View Our Latest Research Report on Cactus
Institutional Investors Weigh In On Cactus
Institutional investors and hedge funds have recently bought and sold shares of the business. Wellington Management Group LLP grew its position in Cactus by 52.8% in the third quarter. Wellington Management Group LLP now owns 3,304,595 shares of the company’s stock worth $130,432,000 after buying an additional 1,141,249 shares during the last quarter. Balyasny Asset Management L.P. acquired a new stake in shares of Cactus during the 2nd quarter valued at $30,648,000. Capital International Investors lifted its position in shares of Cactus by 27.0% during the 4th quarter. Capital International Investors now owns 2,343,731 shares of the company’s stock valued at $107,062,000 after acquiring an additional 498,210 shares during the last quarter.
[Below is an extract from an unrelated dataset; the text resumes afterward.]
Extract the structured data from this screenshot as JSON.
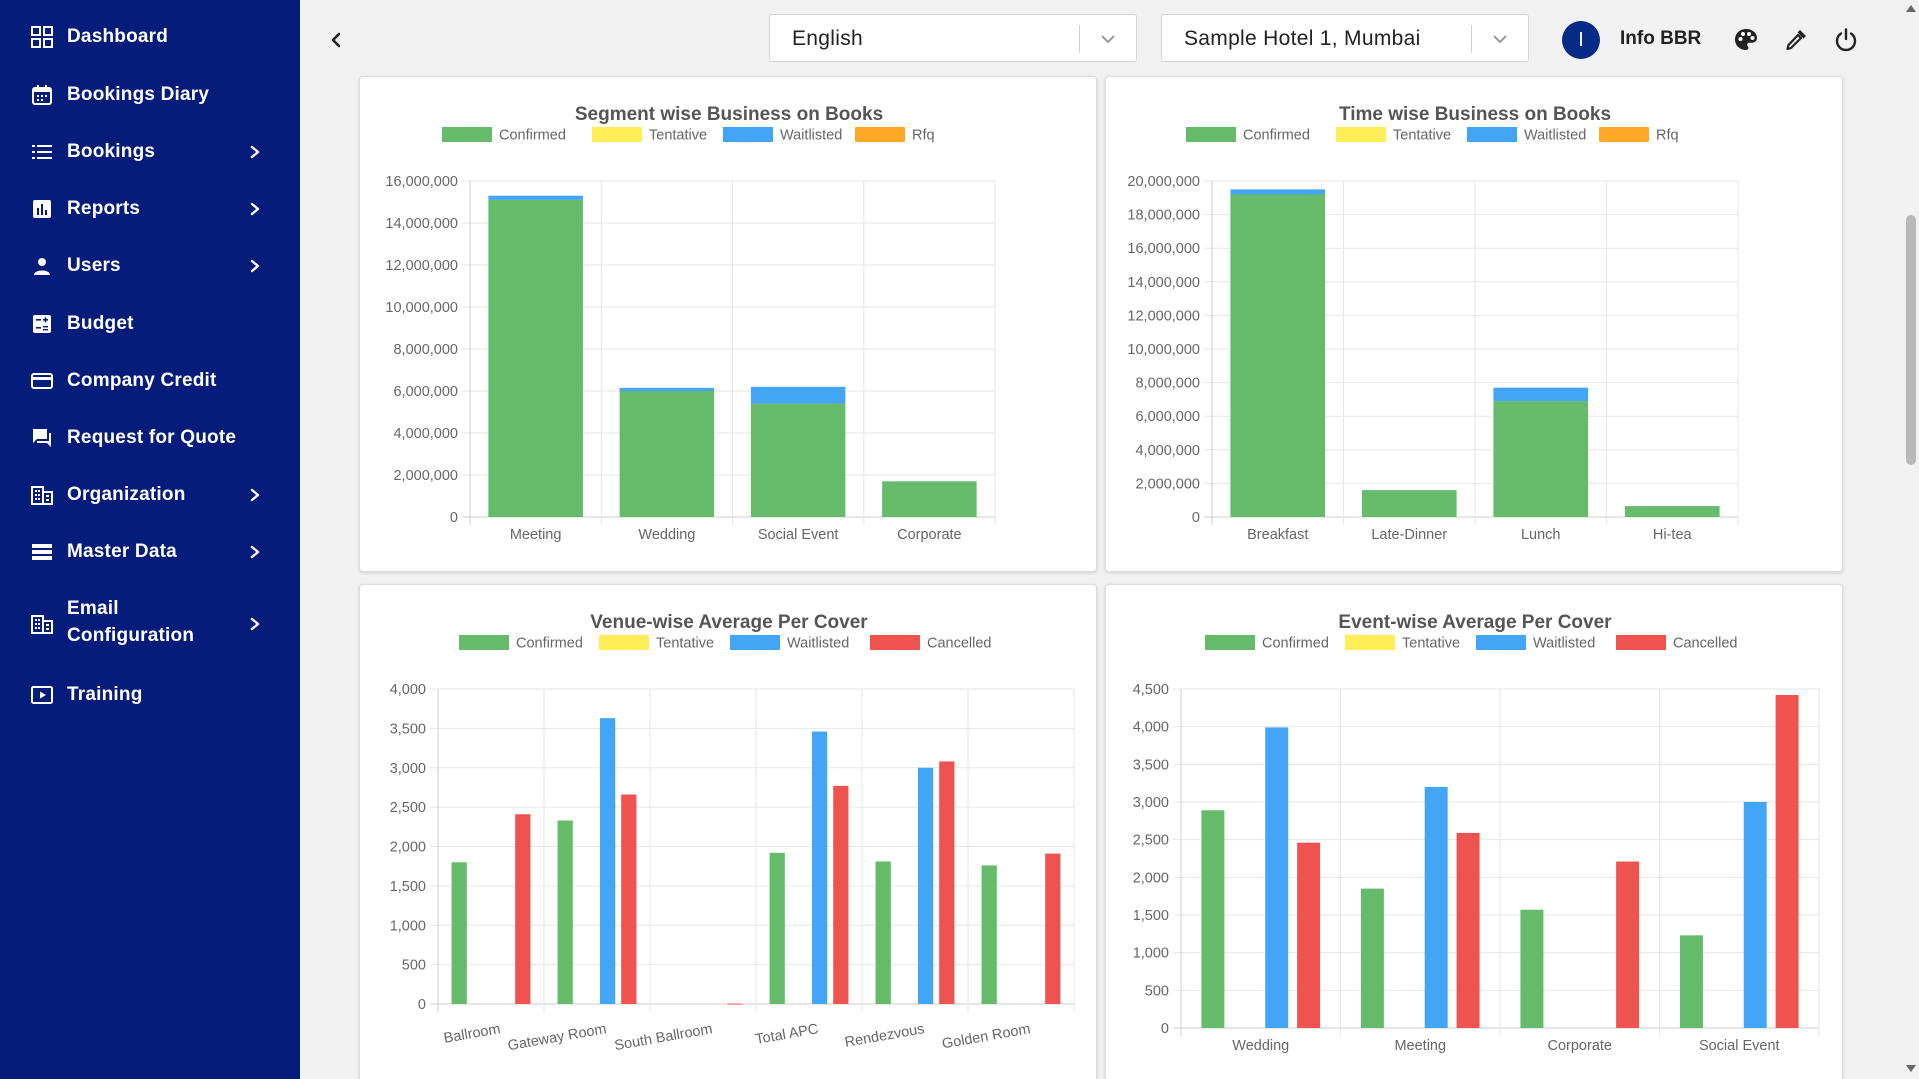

Capital Research Global Investors bought a new stake in shares of Cactus during the 3rd quarter worth $19,563,000. Finally, Franklin Resources Inc. boosted its stake in shares of Cactus by 559.4% during the 4th quarter. Franklin Resources Inc. now owns 544,998 shares of the company’s stock worth $24,896,000 after acquiring an additional 462,345 shares in the last quarter. 85.11% of the stock is owned by institutional investors and hedge funds.
Cactus Company Profile
Cactus, Inc, together with its subsidiaries, designs, manufactures, sells, and leases pressure control and spoolable pipes in the United States, Australia, Canada, the Middle East, and internationally. It operates through two segments, Pressure Control and Spoolable Technologies. The Pressure Control segment designs, manufactures, sells, and rents a range of wellhead and pressure control equipment under the Cactus Wellhead brand name through service centers. Its products are sold and rented primarily for onshore unconventional oil and gas wells for drilling, completion, and production phases of the wells.